Willaert believes that as long as a broker’s business model allows them to adapt to local needs, cultures and legal systems then big brokers can remain relevant: “That’s the exciting challenge for big brokers. In fact, I wish I was 20 years old and just starting to work as a broker in this environment!”

One important change in relationships that is happening in Europe is the shift towards fee-based remuneration, versus commission.

“Yes definitely. Clients in Europe no longer want to pay commission for something that’s out of their hands. Where commission is still paid, compliance rules have created a transparent culture where it is clear what has been paid. But in general, especially where we are talking about major insurance programmes, broker remuneration is increasingly fee based in Europe.”

The UK risk management trade association Airmic recently published a paper highlighting the concerns of its members around potential conflicts of interest created by agreements between brokers and insurers. Willaert is more relaxed, however.
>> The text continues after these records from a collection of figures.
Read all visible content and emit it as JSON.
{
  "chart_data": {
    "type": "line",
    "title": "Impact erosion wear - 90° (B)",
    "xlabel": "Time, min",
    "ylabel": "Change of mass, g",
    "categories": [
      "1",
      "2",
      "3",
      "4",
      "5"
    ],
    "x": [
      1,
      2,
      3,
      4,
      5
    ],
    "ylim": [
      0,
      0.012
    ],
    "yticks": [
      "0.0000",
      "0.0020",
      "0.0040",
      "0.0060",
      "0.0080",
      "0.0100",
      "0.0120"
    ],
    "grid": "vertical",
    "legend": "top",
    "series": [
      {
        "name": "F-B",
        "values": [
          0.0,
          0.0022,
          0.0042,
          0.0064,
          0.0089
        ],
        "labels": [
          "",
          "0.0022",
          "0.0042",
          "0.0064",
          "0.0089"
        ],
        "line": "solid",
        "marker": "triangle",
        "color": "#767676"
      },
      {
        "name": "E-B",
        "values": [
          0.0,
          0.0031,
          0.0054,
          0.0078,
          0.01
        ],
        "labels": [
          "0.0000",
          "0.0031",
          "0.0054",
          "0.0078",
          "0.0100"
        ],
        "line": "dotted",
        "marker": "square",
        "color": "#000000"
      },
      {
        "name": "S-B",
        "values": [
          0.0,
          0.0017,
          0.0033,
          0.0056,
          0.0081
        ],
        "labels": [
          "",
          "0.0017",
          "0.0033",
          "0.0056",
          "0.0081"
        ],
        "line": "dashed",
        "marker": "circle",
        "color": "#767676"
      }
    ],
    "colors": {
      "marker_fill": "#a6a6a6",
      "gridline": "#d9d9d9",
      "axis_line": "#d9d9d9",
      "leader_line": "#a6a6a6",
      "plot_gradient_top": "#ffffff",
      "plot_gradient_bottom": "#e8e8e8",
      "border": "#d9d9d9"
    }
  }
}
“Personally, I always want to be sure I have the best product available. I will be sure I have checked the market and that I have the best price. And I want to have full transparency over who I have to pay and what I have to pay for compliance reasons,” he said. “But when it comes to agreements between brokers and insurers, clients should mind their own business!

“If I do my job properly, I will know what I paid to the insurer, to the broker and to the tax man. If the broker is clever enough to make its own arrangements with the insurance market, it works to my benefit. The more money the broker makes from insurers, the less he will ask from me. That’s my personal opinion as a risk manager for a large company. I know that not everyone shares it.”

Nor does Willaert believe that brokers are in danger of being disrupted any time soon by new entrants. “I believe that as long as the intermediary can show added value, the intermediary will always be there, because insurance buyers will always be ready to pay an intermediary for added value. And in my experience, the big brokers do work hard to deliver added value to their clients,” he said.